No cóż, jak to się czasami mówi - "apetyt rośnie w miarę jedzenia", tym bardziej, gdy oferta frykasów jest nader obfita i szeroka, a nas stać praktycznie na wszystko. Na takiej właśnie przypadłości ludzkiego charakteru zrobił furorę tzw. liberalizm w minionych 2-3 dekadach. Niwelowane stopniowo i skutecznie wszelkie bariery i ograniczenia utorowały drogę hasłu "bogaćmy się", w domyśle - tak, jak tylko potraficie. W USA ten proces "deregulacji" zaczął się jeszcze za czasów prezydentury Ronalda Reagana i początkowo przyniósł nawet korzyści chociażby w walce z bezrobociem (dobrze napisałem: w walce, bo na Zachodzie z bezrobociem się walczy).

Z tymi coraz bardziej modnymi trendami ekonomicznymi, doskonale współgrały przeróżne kretyńskie i libertyńskie nawoływania z gatunku "rópta co chceta", które miały obalić wszystkie moralne hamulce i staroświeckie poglądy zacofanego ciemnogrodu.
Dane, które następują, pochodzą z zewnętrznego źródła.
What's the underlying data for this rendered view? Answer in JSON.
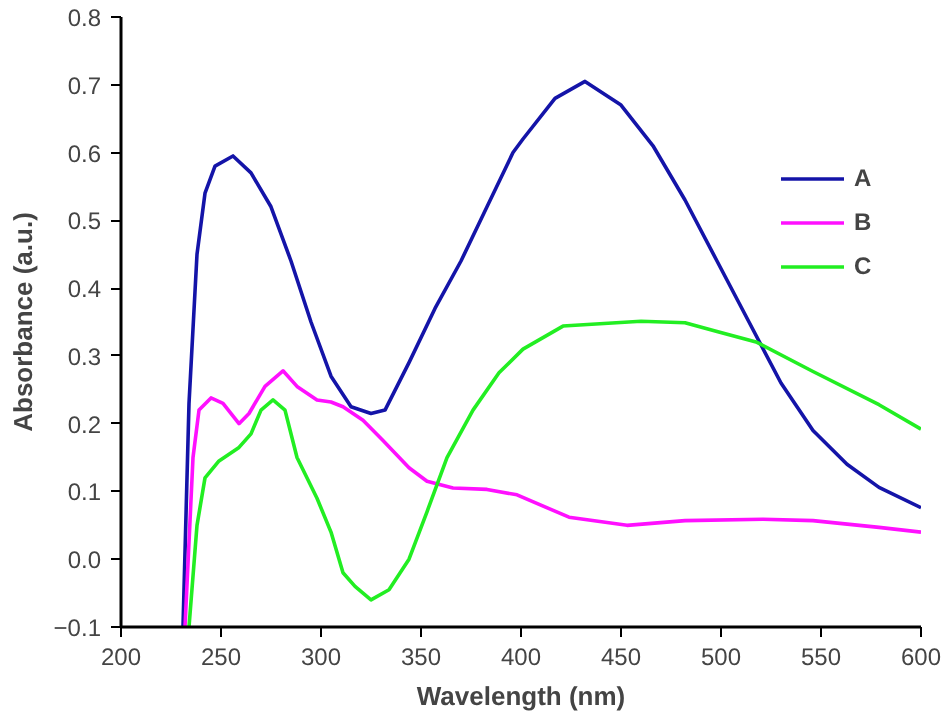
{
  "chart_data": {
    "type": "line",
    "xlabel": "Wavelength (nm)",
    "ylabel": "Absorbance (a.u.)",
    "xlim": [
      200,
      600
    ],
    "ylim": [
      -0.1,
      0.8
    ],
    "xticks": [
      200,
      250,
      300,
      350,
      400,
      450,
      500,
      550,
      600
    ],
    "yticks": [
      -0.1,
      {
        "value": 0,
        "label": "0.0"
      },
      0.1,
      0.2,
      0.3,
      0.4,
      0.5,
      0.6,
      0.7,
      0.8
    ],
    "grid": false,
    "legend": "right",
    "line_style": "solid",
    "marker": "none",
    "series": [
      {
        "name": "A",
        "color": "#1414a8",
        "x": [
          231,
          234,
          238,
          242,
          247,
          256,
          265,
          275,
          285,
          295,
          305,
          315,
          325,
          332,
          344,
          357,
          370,
          383,
          396,
          401,
          417,
          432,
          450,
          466,
          482,
          498,
          514,
          530,
          546,
          563,
          579,
          600
        ],
        "values": [
          -0.1,
          0.23,
          0.45,
          0.54,
          0.58,
          0.595,
          0.57,
          0.52,
          0.44,
          0.35,
          0.27,
          0.225,
          0.215,
          0.22,
          0.29,
          0.37,
          0.44,
          0.52,
          0.6,
          0.62,
          0.68,
          0.705,
          0.67,
          0.61,
          0.53,
          0.44,
          0.35,
          0.26,
          0.19,
          0.14,
          0.106,
          0.076
        ]
      },
      {
        "name": "B",
        "color": "#ff10ff",
        "x": [
          232,
          236,
          239,
          245,
          251,
          259,
          264,
          272,
          281,
          288,
          298,
          305,
          311,
          321,
          331,
          344,
          353,
          366,
          383,
          398,
          424,
          453,
          482,
          521,
          546,
          579,
          600
        ],
        "values": [
          -0.1,
          0.15,
          0.22,
          0.238,
          0.23,
          0.2,
          0.215,
          0.255,
          0.278,
          0.255,
          0.235,
          0.232,
          0.225,
          0.205,
          0.175,
          0.135,
          0.115,
          0.105,
          0.103,
          0.095,
          0.062,
          0.05,
          0.057,
          0.059,
          0.057,
          0.047,
          0.04
        ]
      },
      {
        "name": "C",
        "color": "#22ee22",
        "x": [
          234,
          238,
          242,
          249,
          259,
          265,
          270,
          276,
          282,
          288,
          298,
          305,
          311,
          317,
          325,
          334,
          344,
          353,
          363,
          376,
          389,
          401,
          421,
          460,
          482,
          498,
          518,
          546,
          579,
          600
        ],
        "values": [
          -0.1,
          0.05,
          0.12,
          0.145,
          0.165,
          0.185,
          0.22,
          0.235,
          0.22,
          0.15,
          0.09,
          0.04,
          -0.02,
          -0.04,
          -0.06,
          -0.045,
          0.0,
          0.07,
          0.15,
          0.22,
          0.275,
          0.31,
          0.344,
          0.351,
          0.349,
          0.336,
          0.32,
          0.277,
          0.228,
          0.192
        ]
      }
    ]
  }
}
Gdy dla dopełnienia tego obrazu dodamy jeszcze różne "lokalne koloryty" w zależności od geograficznej szerokości, będziemy mieli pełen obraz świata przełomu wieków jak na dłoni ;-)
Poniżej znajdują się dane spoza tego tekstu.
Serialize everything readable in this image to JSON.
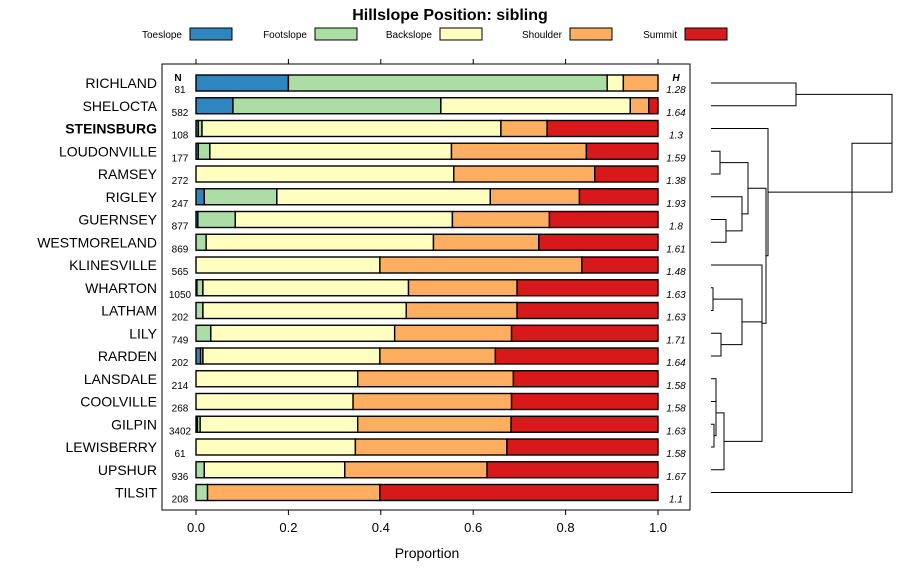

Jednak tak to jest jakoś w przyrodzie urządzone, że nie wszystkim była dana możliwość wprowadzenia w życie hasła zachęcającego do bogacenia się, gdyż zawsze jakoś tak wychodziło, że jeden bogacił się szybciej od drugiego i to najczęściej kosztem innych. Już dobre 15 lat temu statystyki amerykańskie zaczęły odnotowywać stale pogłębiającą się różnicę między stanem materialnym ludzi bogatych i tych mniej materialnie zasobnych. Pozostający w stale kurczącej się mniejszości ludzie bogaci, stawali się jeszcze bardziej, wprost niewiarygodnie bogaci, przy jednoczesnym i nieustannym wzroście liczebności ludzi ubogich, jeszcze bardziej ubogich i coraz bardziej biednych. 
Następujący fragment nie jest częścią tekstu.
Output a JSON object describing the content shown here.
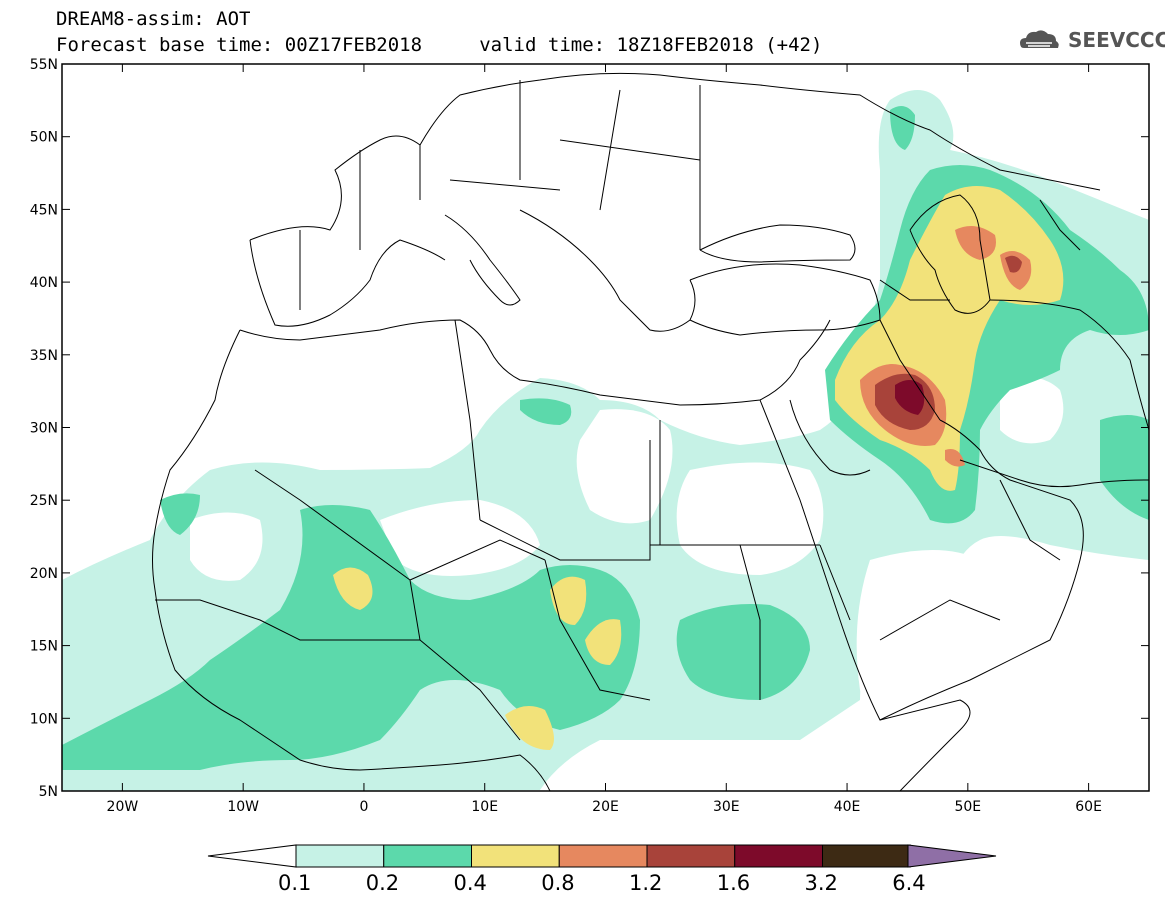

Nikt oczywiście nie traktował poważnie rozsądnych głosów przewidujących taki właśnie, na dłuższą metę negatywny obrót spraw. Ba, nawet nikt nie zwrócił uwagi na wypowiedzi guru liberalizmu Miltona Friedmana, który w ostatnich latach przed śmiercią z coraz większym przekonaniem i emfazą pisał, że jego teoria się nie sprawdza i już teraz widzi jak bardzo się mylił. Furda tam Milton, gdy tymczasem namnożyło się Miltonów tysiące, a nawet miliony licząc tych "piękny, młodych i już bogatych", którzy do roli prawdziwych bogaczy dopiero pretendowali, z wielkim zapałem pobierając nauki od Miltonów mniejszych, acz wyjątkowo aktywnych. Rzecz jasna również u nas w ubogim i zdewastowanym przez komunizm kraju nad Wisłą tych nauczających i pouczających Miltonów mniejszych nie mogło zabraknąć. No masz, to oczywiste, tym bardziej, że właśnie padł był komunizm obiecujący wszystkim raj na ziemi.

Swoją drogą, chyba można słusznie założyć, że do światowego sukcesu liberalizmu przyczynił się w dużym stopniu właśnie upadek komunizmu, który miał także dalsze daleko idące konsekwencje w kształtowaniu naszej rzeczywistości, nad czym to warto kiedyś podebatować. Ten negatywny skutek upatruję na przykład w wyraźnie dostrzegalnym nadwątleniu idei wspólnego dobra itp. odwiecznych "paradygmatów" ludzkości. Wraz z erą liberalizmu nastała nowa filozofia życia, w której dobre jest tylko to, co jest moje, albo to, co mi służy. Egoizm, hedonizm i nieuniknione w tej sytuacji chamstwo, wręcz triumf chamstwa. Oto być może przyczynek do genezy erozji naszej narodowej solidarności, tej zarówno przez małe, jak zwłaszcza przez duże S.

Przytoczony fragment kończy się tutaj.